My career (so far), visualized simply

tl;dr

When I decided to start working on my blog more, I also decided quite consciously to maintain a healthy ratio between personal and professional posts.

Mostly because I find blogs that are ostensibly about a person, but that only talk about their professional work, to be boring, as that’s only half the person really. That said, the professional identity is important, it puts bread on the table and maybe one day will pay for kids’s colleges, and so it needs its care and attention as well, especially since macro business cycles can be unpredictable. We are in the midst of quite a long boom cycle since the Great Recession of ’07-’09, and of course “winter is coming”, but it’s anybody’s guess as to when.

Furthermore, when I think about my professional career, I am optimizing for a 40-year run (ages 22-60ish).

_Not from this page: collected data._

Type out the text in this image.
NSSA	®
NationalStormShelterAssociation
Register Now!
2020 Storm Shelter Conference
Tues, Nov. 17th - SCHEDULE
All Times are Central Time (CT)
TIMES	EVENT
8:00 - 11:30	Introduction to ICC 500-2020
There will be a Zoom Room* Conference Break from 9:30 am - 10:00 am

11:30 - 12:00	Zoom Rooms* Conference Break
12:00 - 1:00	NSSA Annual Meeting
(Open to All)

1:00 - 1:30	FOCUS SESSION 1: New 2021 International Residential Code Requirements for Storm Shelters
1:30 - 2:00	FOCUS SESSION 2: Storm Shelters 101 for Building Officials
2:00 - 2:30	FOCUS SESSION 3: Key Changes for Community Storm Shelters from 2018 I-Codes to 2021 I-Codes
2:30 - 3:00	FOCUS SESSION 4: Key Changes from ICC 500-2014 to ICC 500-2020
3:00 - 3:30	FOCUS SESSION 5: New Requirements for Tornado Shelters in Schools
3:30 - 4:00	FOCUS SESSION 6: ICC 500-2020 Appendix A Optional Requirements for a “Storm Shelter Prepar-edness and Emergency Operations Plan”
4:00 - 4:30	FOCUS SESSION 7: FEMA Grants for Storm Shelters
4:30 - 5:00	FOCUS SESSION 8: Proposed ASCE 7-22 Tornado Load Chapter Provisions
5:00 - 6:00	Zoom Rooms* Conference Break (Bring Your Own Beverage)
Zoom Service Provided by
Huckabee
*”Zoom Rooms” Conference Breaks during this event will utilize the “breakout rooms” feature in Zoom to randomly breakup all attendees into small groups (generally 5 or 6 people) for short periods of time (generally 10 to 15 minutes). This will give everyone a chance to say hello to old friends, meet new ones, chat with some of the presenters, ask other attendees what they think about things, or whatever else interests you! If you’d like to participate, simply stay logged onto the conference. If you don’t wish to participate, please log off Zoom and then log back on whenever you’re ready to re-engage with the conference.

I doubt I will be able to retire before 60, and of course, it’s anybody’s guess as to how easy employment will be had or kept after the age of 50, age discrimination being the increasing reality that it is, so some of that planning does require a branch for self-employment out of necessity.

Furthermore still, the idea of career planning has always been a paradox. For some people, especially who spend most of their career at one employer, it can be quite straightforward, and I’ve found talking to those people unhelpful, as they don’t have the perspective of moving around, both geographically and between roles. Some people get lucky and don’t really realize the statistical uniqueness of that outcome. The paradox is between the job you have, and the job you want (the attainable kind, not the mythical). The dissonance between those two is quite a spectrum. And furthermore, a job is not a monolithic thing; you are solving for many variables at once (role, manager/IC, technologies used, team, growth opportunity, stress level, working hours, commute, location, etc). The personal weights assigned to those variables change over time.

If I’m aiming for a 40 year career, then I’m almost at the halfway point temporally, and when my “earning power” will max out is a deep topic for another time. If you think your salary is always going up and to the right, think again folks.

Due to all these realities, I’ve cobbled together what you could call a layered approach to career management. But before I even get into those details, I like to start with a holistic view of things. And so I present the following diagram, which neatly summarizes salient aspects of my career to date:

I’m a spatial thinker, so I find this kind of visualization quite helpful. In fact, it’s more helpful to me than it is to you, because while the visualization itself is sparse, I can use the data that is there as associative cues to other considerations in my brain that I haven’t explicitly represented.

Furthermore, the title of this post says “visualized simply” and I mean that. Data visualization has really become a thing in the last 10 years or so, and I’ve seen some really over-the-top viz. Now, the line between “data density” and “why are you showing me that?” is perhaps subjective, but I prefer to start simple, and focus on the broad strokes view of what I’ve done.

I would say, when I see that visualization, I see a lot of fragmentation along every possible dimension. In the past, that was fine and in part intentional. I wanted to be well-rounded and the only way to do that was to try different kinds of roles. But, I think that chapter of my story has run its course.

Instead, my goal is to really focus my attention on the areas that are most likely to realistically play a part in my career for the next 20+ years. This is a subtle point; it has to be something which is a stable or growing area (does the world need anymore Windows COM experts? Probably not), multiplied by what I’m intrinsically and intuitively interested in.

When I started working on mobile/iOS, I thought maybe that’s the right track to double down on. But I decided against that, in 2017, and I will blog about my reasoning there another time.

The area I do plan to focus on is applied machine learning. By applied I mean non-research-focused. I don’t have a PhD, so it is highly unlikely that I will find myself breaking ground at the theoretical level. Hence, a focus on applied works.

In fact I have a loose conjecture that applied machine learning is just going to be another aspect of business logic for apps. This is something I also need to tackle in another article. The amount of specialized knowledge to wield it continues to drop rapidly. You generally don’t need to bust out a derivative or even hand-code an algorithm yourself, insofar as you can get started with many off-the-shelf packages and approaches. Of course, the cutting edge will always require bespoke operations, but the number of teams that will need to do that kind of work will drop over time, as approaches standardize, become “good enough”, and are composable.